I walked with Daniel and Thomas, who have a rare form of muscular atrophy, which affects their strength. They underwent several operations to improve their mobility, and progressed from using wheelchairs to walking frames. However, the breakthrough came when they joined the Able2B gym in January 2019, when they walked for the first time ever aged 9. On the final day of the programme, we were challenged with a walk around the Lower School grounds. Our work in the gym over the past few weeks was being put to good use, as we began the trek. Daniel and Thomas started in their wheel chairs, but managed to use their walking frames for part of the distance, and finally, walked unaided as they crossed the finish line. That would of never been possible without the help of Able2be, and all its volunteers.
The first thing that struck me about my partner Kacie was that she was always smiling and happy. She was so ready to try everything and very able to be involved in the opportunities we were given. Kacie has down syndrome with very complex health issues requiring medical intervention every few hours. She also has very limited hearing. But this didn’t stop her from giving everything she had to each task. When I first met her, her answers were short but came from her heart. I was shocked to see how content she was. Her expression inspired me as it was always positive. The experience was eye opening, giving me a new perspective on life. She was all set to work as a team and share skills to undergo the activities. Being able to have this opportunity created trust and a deepened relationship between us. Spending time with Kacie showed me the confidence she had and gave me the incentive to try and be as happy as she was.
Taking part in the event was a challenge for Kacie due to the complexity of her health problems, and she was a little worried about how she would manage if she needed medical intervention half way around the track, which is why she required somebody with her. So her sense of achievement at completing it was immense. She was the same as everyone else for a short period of time, where her disability was actually celebrated by the peer community around her and she wasn't discriminated by anyone. She can’t wait for this year’s challenge, when she was asked if she wanted to participate again, her response was “oh yes, game on!".

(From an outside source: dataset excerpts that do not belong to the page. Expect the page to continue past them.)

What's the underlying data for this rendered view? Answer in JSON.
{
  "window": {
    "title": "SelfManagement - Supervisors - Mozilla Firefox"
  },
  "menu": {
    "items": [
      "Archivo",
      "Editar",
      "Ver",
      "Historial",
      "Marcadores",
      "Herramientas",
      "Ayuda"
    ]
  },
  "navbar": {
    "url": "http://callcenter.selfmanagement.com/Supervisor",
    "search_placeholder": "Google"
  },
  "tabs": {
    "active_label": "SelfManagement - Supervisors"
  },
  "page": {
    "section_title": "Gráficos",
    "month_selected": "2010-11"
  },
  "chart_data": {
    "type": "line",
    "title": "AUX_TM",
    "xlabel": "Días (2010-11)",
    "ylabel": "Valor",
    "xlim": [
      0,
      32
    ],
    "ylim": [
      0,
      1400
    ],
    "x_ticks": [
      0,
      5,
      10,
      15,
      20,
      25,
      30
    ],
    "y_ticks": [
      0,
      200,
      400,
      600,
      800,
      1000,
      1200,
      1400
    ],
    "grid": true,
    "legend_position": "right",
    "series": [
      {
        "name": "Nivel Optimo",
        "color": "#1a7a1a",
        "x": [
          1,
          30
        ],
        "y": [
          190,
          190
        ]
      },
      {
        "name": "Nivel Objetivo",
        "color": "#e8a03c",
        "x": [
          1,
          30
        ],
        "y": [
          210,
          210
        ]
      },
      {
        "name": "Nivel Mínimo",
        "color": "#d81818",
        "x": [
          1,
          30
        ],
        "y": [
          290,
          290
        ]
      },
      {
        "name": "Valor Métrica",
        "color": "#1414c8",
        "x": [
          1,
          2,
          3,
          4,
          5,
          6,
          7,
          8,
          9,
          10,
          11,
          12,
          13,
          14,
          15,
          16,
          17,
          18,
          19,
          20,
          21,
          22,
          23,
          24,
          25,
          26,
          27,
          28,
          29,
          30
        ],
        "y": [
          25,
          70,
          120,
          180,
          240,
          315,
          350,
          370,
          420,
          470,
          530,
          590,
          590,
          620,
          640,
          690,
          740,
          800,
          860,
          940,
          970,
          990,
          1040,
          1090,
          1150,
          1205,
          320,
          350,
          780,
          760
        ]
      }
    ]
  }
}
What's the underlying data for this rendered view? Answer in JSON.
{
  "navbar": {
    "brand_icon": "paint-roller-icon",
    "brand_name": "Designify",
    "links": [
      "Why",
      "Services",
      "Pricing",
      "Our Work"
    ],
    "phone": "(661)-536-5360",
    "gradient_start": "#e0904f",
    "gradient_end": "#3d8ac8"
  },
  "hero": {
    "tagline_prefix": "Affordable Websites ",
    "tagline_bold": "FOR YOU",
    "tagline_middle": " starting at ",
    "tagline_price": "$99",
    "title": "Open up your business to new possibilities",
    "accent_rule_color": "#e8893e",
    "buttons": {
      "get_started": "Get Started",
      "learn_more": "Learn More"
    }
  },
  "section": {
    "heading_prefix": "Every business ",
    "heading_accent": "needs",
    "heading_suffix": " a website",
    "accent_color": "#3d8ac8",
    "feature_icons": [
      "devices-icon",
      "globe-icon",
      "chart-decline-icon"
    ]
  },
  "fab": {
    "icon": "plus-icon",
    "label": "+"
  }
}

Volunteering at Able2B was an enlightening experience in many aspects. The best part was seeing how much my partner Jamie - who has non-verbal autism - adapted to the course. On the first session he was overwhelmed and unwilling to participate, but by the last session he was smiling and enjoying the different sports, especially cycling around the close. It was amazing to watch his attitude transform, and him having fun trying new activities and meeting new people. The event brought understanding to every one that we can all stand together and support one another to achieve and celebrate everyone’s ability. I would definitely recommend the scheme to anybody, whether disabled or able-bodied.
Miss Tivey -
I would love to take this opportunity to encourage you to get involved, so do let me know if you would like to be a part of this exciting event.
To finish with, another quote. Maya Angelou was an American poet, singer, and civil rights activist. She had a complicated and difficult life, but through hard work and positivity, ended up winning 50 Honoury degrees, and helped to change the face of America. She said,
When you do nothing, you feel overwhelmed and powerless. But when you get involved you feel the sense of HOPE and accomplishment that comes from knowing you are working to make things better!